The high frequency noise canceling structure according to the present invention constituted as described above is located at the top and the bottom, respectively, and a plurality of signal substrates having a ground substrate and a power substrate disposed therebetween to transmit a signal, and any one of the signal substrates. It is formed on the, and comprises a filter for removing the high frequency noise of the signal transmitted through the formed substrate and outputs through the other signal substrate, by increasing the distance of each input and output noise loop is formed according to its own inductance In addition to minimizing the generated mutual inductance, by placing the filter perpendicularly to the signal input and output lines, the mutual inductance can be more effectively removed, thereby preventing coupling due to mutual inductance, thereby preventing EMI radiation problems in advance. It works.

1A is a diagram showing a voltage over time of a digital clock signal;

Figure 1b is a diagram showing the voltage according to the frequency of the digital clock signal;

2 is a cross-sectional view showing a high frequency noise removing structure of a circuit board according to the prior art;

3 is a plan view illustrating a high frequency noise removing structure of a circuit board according to the related art;

4 is a view illustrating frequency pass characteristics in the filter of FIG. 3;

5 is a cross-sectional view showing a noise loop of a high frequency noise removing structure of a circuit board according to the prior art;

6 is a circuit diagram showing an equivalent circuit of FIG.

7 is a diagram illustrating the frequency pass characteristic of FIG. 6;

8 is a cross-sectional view showing a first embodiment of a high frequency noise removing structure of a circuit board according to the present invention;

9 is a diagram illustrating a noise loop in FIG. 8;

FIG. 10 is a diagram illustrating frequency pass characteristics of a filter in FIGS. 9 and 10;

11 is a plan view showing a second embodiment of the high frequency noise removing structure of the circuit board according to the present invention.

<Explanation of symbols on main parts of the drawings>

50: circuit board 50a: dielectric

51, 52: first and second signal substrate 53: ground substrate

54: power supply substrate 60: filter

60a: signal input line 60b: signal output line

61: input terminal 62: output terminal

62a: via hole 63: ground terminal

63a: Via Hole

Claims (4)

A plurality of signal substrates positioned at an uppermost and lowermost position, respectively, with a ground substrate and a power substrate disposed therebetween to transmit signals; It is formed on any one of the signal substrate, the high frequency noise removal of the circuit board, characterized in that it comprises a filter for removing the high-frequency noise of the signal transmitted through the formed substrate and output through the other signal substrate rescue.

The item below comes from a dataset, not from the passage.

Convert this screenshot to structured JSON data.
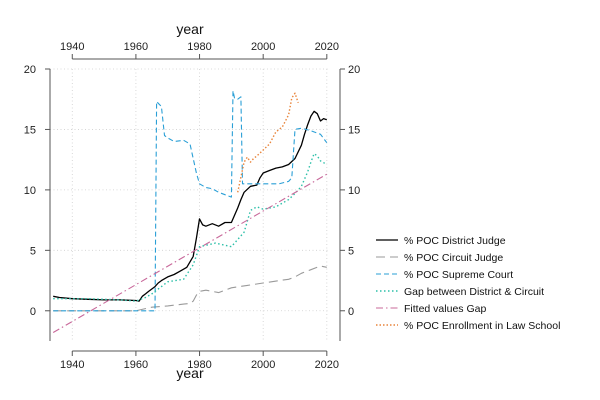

The method of claim 1, The filter includes a signal input line to which a signal transmitted through the signal substrate is input and formed on the same substrate; And a signal output line formed on a substrate other than the signal substrate on which the filter is formed and outputting a signal passing through the filter. The method of claim 2, The filter is formed of a three-terminal filter consisting of an input terminal, an output terminal and a ground terminal, the signal output line is a high frequency noise removing structure of the circuit board, characterized in that electrically connected through the output terminal and the via hole. The method of claim 3, wherein And the filter is positioned horizontally or vertically with the signal input line and the signal output line such that the filter is connected in series or in parallel with the signal input line and the signal output line.